Superman was introduced in 1938, well after the silent era ended. Every superhero serial was made in sound.

But you can’t talk about their box office effectiveness. Although there was much variation, by the end of the 40s serials played mostly at kiddie matinées because that was their audience. There wasn’t a culture of live-action movies for kids the way there is today. B-movies like westerns were pitched to them, along with serials, cartoons, and other shorts. You went to see the movie that was showing and got the other stuff for free.

As far as I know there wasn’t a single attempt to make a superhero movie in the 1940s, mainly because comics were considered to be juvenile junk. The first superhero movie is Superman Versus the Mole Man in 1951, made essentially as a pilot for a Superman tv series.

Nothing followed. You got the camp era on television in the 60s and a Batman movie emerged from that, but again it wasn’t until Superman the movie in 1978 that a real film was put on screen. Except for the Batman movies, nothing really caught the public consciousness until about 2000, with X-Men.

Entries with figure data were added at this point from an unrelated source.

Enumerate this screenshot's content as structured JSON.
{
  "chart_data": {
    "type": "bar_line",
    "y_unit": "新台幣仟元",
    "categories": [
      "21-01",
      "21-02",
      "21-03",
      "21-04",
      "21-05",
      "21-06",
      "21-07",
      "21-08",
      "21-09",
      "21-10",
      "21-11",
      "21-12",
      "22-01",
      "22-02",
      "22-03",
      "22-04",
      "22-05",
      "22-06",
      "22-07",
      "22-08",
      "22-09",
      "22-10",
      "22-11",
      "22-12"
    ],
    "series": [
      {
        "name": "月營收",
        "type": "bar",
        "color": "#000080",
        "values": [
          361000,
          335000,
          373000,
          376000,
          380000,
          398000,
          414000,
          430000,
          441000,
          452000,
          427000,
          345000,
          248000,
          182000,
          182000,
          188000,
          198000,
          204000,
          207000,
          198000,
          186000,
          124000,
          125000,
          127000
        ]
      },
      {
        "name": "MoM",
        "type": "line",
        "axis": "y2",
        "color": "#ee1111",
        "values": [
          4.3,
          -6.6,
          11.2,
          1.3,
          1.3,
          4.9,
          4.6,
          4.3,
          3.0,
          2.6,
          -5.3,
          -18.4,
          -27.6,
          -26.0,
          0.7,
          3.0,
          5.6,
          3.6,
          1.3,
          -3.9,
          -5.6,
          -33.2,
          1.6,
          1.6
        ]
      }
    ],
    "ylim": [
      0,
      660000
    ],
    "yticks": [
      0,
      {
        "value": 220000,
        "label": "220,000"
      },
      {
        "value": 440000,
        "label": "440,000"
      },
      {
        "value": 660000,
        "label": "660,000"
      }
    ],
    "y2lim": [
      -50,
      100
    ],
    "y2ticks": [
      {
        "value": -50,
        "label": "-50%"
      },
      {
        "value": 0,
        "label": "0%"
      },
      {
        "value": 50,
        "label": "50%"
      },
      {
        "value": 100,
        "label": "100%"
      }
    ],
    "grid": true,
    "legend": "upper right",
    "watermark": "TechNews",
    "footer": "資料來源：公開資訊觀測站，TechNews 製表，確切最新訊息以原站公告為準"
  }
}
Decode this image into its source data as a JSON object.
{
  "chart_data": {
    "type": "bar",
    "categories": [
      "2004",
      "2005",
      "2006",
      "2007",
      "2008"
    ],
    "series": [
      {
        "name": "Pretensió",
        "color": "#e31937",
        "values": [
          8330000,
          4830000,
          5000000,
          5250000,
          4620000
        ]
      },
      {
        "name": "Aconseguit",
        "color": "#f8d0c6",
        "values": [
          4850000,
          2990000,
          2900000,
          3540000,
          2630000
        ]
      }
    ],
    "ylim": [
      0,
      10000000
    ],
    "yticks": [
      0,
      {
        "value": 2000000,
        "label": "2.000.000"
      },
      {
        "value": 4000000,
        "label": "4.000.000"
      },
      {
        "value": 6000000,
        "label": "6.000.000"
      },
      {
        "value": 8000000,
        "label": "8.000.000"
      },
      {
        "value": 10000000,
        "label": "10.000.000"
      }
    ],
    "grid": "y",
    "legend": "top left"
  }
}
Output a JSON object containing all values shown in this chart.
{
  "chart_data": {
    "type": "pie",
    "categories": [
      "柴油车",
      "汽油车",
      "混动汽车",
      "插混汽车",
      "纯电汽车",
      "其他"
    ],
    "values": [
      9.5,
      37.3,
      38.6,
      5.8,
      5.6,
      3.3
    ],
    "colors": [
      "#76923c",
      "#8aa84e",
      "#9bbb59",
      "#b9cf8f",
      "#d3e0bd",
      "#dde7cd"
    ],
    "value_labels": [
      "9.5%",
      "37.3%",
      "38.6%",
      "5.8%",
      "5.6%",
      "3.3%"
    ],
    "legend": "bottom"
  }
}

You guys also don’t seem to understand the term box-office poison. One bomb could get that label applied. People we think of as the most famous stars in Hollywood history were called box-office poison, from Marlene Dietrich to Marlon Brando. It just took one hit for everyone to forget they had ever said it. Movies are that fickle a business.

You keep ignoring the fact that nothing followed because the effects weren’t there yet.

I’d go a little farther back. Pulp and comic strip characters like Mandrake, the Phantom, Doc Savage, the Shadow, and Zorro were superheroes that predated Superman. But you’re right that none of these characters went back to the silent film era.

I think the demographics also dictate that a lot of people, such as boomers, had grown up with many of the superheroes in the comics. Now they can see them in action on a big screen. It’s always interesting, at least to me, to see how a comic figure is turned into a live action hero on the big screen. And with the advance of CGI it’s now possible to create the same effects as seen in the comics. For a superhero like Green Lantern, there’s no way it can be made into a movie (at least a decent movie) without some great CGI.

Well, Superhal’s text says “silent” but his link says “serial”. I’m guessing Freudian slip.

Ha. I responded to that and didn’t even notice. I would have sworn that had said Serial Era.

The Mark of Zorro, 1920, was silent.